It’s 4am. I’m wide awake. Something strange just happened. Something that hasn’t happened in almost five years. Something I thought I had “conquered” came back tonight, and I don’t know what to make of it. So I’m going to write about it here.
When I was 19, I worked at a car rental company. It was almost a perfect job because I could do homework while getting paid. People weren’t constantly renting cars because I went to school in a relatively small town. Anyways, while I was there, I met a guy. Let’s call him Phil. Phil worked with me and from the moment I saw him, I was under his spell. After a couple months of working together and finding excuses to hang out, we started dating. It was great. It was this weird summer fling. What could go wrong.
A few months into our relationship, I started to notice he had weird anger issues. I didn’t think much of it because he and I were young. Long story short, as the months went on and we started to realize our lives together weren’t perfect, things started to get abusive. At first it was just comments said here and there, but things grew as they do. One day it got physical. As much as I told myself it would never happen again, it would. It stared to become more frequent, and for a short period of time, I had just kind of accepted it.
During the course of our relationship, I had helped Phil out (a lot IMHO, but that seems biased). Phil had moved and found a new job to be near me. However, at Phil’s new job there was a girl. Let’s call her Lily. Lily and Phil became fast friends. I would be lying if I said this didn’t enrage me. Anyways, Phil ended up leaving me for Lily. While it sucked, I thank god (or whatever) everyday for her. I truly believe this/she saved my life.

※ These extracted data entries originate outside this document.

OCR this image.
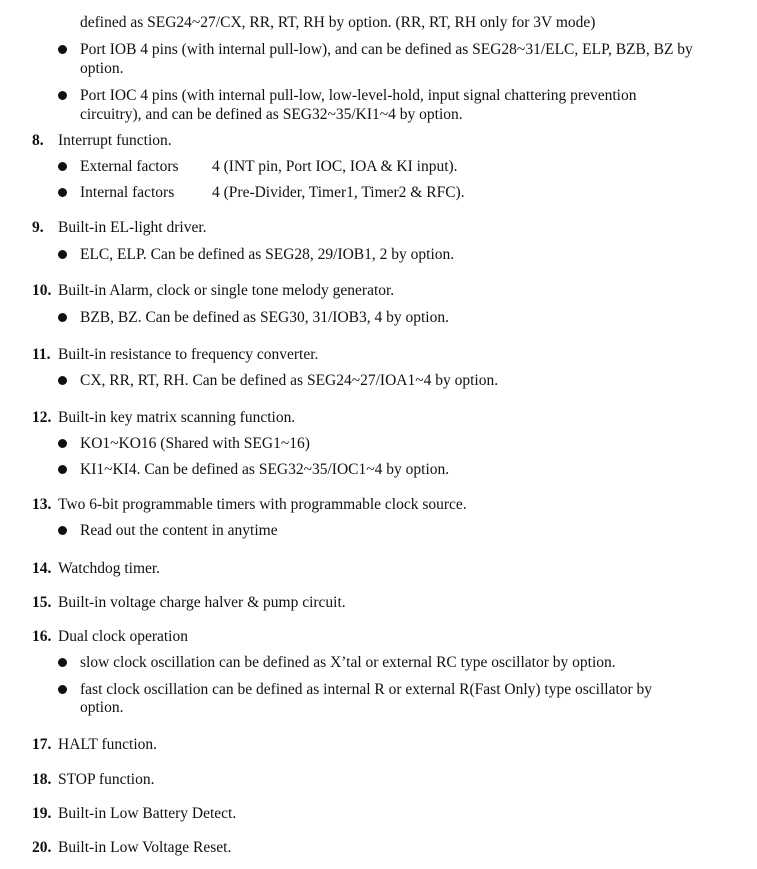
defined as SEG24~27/CX, RR, RT, RH by option. (RR, RT, RH only for 3V mode)
Port IOB 4 pins (with internal pull-low), and can be defined as SEG28~31/ELC, ELP, BZB, BZ by
option.
Port IOC 4 pins (with internal pull-low, low-level-hold, input signal chattering prevention
circuitry), and can be defined as SEG32~35/KI1~4 by option.
8. Interrupt function.
External factors 4 (INT pin, Port IOC, IOA & KI input).
Internal factors 4 (Pre-Divider, Timer1, Timer2 & RFC).
9. Built-in EL-light driver.
ELC, ELP. Can be defined as SEG28, 29/IOB1, 2 by option.
10. Built-in Alarm, clock or single tone melody generator.
BZB, BZ. Can be defined as SEG30, 31/IOB3, 4 by option.
11. Built-in resistance to frequency converter.
CX, RR, RT, RH. Can be defined as SEG24~27/IOA1~4 by option.
12. Built-in key matrix scanning function.
KO1~KO16 (Shared with SEG1~16)
KI1~KI4. Can be defined as SEG32~35/IOC1~4 by option.
13. Two 6-bit programmable timers with programmable clock source.
Read out the content in anytime
14. Watchdog timer.
15. Built-in voltage charge halver & pump circuit.
16. Dual clock operation
slow clock oscillation can be defined as X’tal or external RC type oscillator by option.
fast clock oscillation can be defined as internal R or external R(Fast Only) type oscillator by
option.
17. HALT function.
18. STOP function.
19. Built-in Low Battery Detect.
20. Built-in Low Voltage Reset.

After the break up is when weird shit started to happen. He moved out of my apt but as people typically do, he left things at my place. The weird thing was he would come by at midnight to get them, after I had gone to bed. There was a lot of banging on doors and yelling. I was scared shitless to say the least. I stopped answering his calls, and he started leaving me voice messages that would range from anger to sadness. Bottom line, I became super paranoid. Phil knew everything about my life, where I lived, where I worked, where I went to school, what my car looked like. I couldn’t do anything alone anymore. I had to sleep at friends houses, shower when my friends were over to keep me company, spend every waking moment on the phone.. you get it.
I went to therapy and slowly worked my way through it. I feel like I’m over it — for the most part, but nights like tonight make me question it.
Tonight I had a dream, maybe a nightmare, where it all came back. The intense love I felt for this person, the worry that he could still hurt me, the strength it took to seek help, and the fear I had that he would find me and punish me. It was a dream, but it was all so real.
So I sit here, it’s 4:45 now, and I don’t know what to make of it. I don’t know how to process. Like I said, it’s been years since I had a dream that was this vivid. That’s why I wanted to share. Because maybe it was time, and maybe this is the best way to process.
I am no longer angry or frustrated or depressed about what happened. It is what it is. That being said, I still think it’s importnar to share, to stand in the light that is my life and not try to hide socially unacceptable stories. It’s time, you know?
Thanks for reading and allowing me to be vulnerable.